On a pu constater que le momentum tant désiré par la majorité des entraîneurs toutes disciplines confondues était un concept volatile. SI je me rappelle bien, les Canadiens ont contrôlé le match à leur guise pendant les deux premiers engagements face aux Suédois qui étaient pour la plupart du temps en retard sur le jeu. Avec une avance de 2-0, je craignais toutefois que le match prenne une tournure similaire à la première rencontre entre les deux équipes où la Suède avait comblé un déficit pour se sauver avec la victoire.
Bien des entraîneurs vous le diront et je partage pleinement leur avis sur la question. Une avance de deux buts est bien fragile en ce sens qu'elle confronte en même temps le club qui mène dans une zone de confort et d'inconfort. Si l'équipe parvient à marquer un troisième but, elle prend une bonne option sur l'issue de la rencontre. Dans le cas contraire, elle permet à l'adversaire de croire à une éventuelle remontée.

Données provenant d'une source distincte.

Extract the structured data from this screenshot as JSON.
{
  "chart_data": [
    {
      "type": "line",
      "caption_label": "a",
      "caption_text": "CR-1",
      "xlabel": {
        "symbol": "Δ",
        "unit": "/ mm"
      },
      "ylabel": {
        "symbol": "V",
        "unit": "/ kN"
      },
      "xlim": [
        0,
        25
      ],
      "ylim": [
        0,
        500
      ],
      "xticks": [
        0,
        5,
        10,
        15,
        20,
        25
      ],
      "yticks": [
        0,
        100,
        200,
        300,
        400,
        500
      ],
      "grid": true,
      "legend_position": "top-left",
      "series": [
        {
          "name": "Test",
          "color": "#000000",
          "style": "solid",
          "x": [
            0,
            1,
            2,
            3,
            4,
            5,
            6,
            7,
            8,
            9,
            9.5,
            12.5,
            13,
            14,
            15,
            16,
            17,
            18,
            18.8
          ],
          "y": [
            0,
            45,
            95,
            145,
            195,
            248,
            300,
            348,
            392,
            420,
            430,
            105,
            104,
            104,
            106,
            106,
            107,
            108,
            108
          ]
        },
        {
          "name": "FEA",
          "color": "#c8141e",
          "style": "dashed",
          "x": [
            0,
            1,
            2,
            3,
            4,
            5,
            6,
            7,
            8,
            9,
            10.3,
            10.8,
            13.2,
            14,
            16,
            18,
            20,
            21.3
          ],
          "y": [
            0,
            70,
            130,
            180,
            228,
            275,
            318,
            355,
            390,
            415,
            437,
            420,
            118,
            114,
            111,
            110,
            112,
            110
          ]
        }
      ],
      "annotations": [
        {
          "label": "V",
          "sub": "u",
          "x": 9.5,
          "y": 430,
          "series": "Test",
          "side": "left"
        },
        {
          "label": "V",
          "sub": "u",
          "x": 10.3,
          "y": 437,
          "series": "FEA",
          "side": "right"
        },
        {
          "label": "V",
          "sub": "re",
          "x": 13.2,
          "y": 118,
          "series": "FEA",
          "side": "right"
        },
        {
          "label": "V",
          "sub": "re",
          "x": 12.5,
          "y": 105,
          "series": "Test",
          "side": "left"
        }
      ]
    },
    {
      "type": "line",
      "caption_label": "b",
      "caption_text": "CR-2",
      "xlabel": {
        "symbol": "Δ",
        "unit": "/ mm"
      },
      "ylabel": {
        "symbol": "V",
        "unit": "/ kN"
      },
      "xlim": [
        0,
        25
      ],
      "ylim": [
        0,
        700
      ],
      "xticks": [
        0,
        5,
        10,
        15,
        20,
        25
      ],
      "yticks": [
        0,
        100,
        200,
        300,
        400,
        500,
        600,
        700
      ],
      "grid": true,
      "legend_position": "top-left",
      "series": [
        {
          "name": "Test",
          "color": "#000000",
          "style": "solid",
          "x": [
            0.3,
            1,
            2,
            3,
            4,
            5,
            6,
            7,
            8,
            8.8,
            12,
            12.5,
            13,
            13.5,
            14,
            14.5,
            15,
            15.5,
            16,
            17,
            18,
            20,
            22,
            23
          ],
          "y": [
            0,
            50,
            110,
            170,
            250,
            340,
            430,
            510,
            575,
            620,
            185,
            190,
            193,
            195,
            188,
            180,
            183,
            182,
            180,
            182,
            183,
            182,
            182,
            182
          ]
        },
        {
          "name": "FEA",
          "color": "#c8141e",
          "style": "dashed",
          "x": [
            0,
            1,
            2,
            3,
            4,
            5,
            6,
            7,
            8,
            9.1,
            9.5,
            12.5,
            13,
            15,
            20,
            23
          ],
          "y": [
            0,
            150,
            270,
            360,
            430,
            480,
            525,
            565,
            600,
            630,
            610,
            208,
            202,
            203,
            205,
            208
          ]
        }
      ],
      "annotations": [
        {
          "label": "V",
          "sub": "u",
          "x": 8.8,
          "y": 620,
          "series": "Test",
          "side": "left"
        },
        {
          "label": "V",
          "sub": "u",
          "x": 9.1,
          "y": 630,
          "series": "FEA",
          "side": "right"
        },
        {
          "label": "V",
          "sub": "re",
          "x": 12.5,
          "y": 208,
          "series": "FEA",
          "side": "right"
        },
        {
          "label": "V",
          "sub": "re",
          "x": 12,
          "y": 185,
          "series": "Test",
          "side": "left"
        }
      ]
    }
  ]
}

C'est en plein ce que les Suédois ont réservé aux Canadiens lors du troisième tiers du match ultime. À la suite d'une punition, les Suédois ont marqué un premier but, ce qui leur a donné des ailes et qui a totalement changé l'allure du match. Les Canadiens ont alors dû se défendre pour le reste de l'engagement, ce qui a donné une plus grande latitude à leurs adversaires.
Il fallait s'y attendre. Les Suédois ont égalé les chances dans la dernière minute de jeu pour forcer la présentation d'une prolongation. Une mauvaise sortie de zone des Suédois a pavé la voie au but gagnant des Canadiens. Le joueur n'a pas récupéré la rondelle de la bonne façon en se servant de ses patins plutôt que de son bâton. Il a en fait raté un jeu de base que nous enseignons à nos joueurs entraînement après entraînement. Je crois bien qu'il s'en souviendra longtemps.
Je ne vois enfin rien de politique au fait que l'alignement des Canadiens comptait seulement un seul Québécois, le gardien de but Jonathan Bernier. L'entraîneur de l'équipe, Craig Hartsburg, a complété les rangs de son équipe avec des joueurs qu'il connaissait. Si un entraîneur québécois avait été aux commandes, il aurait sans aucun doute agi de la même manière.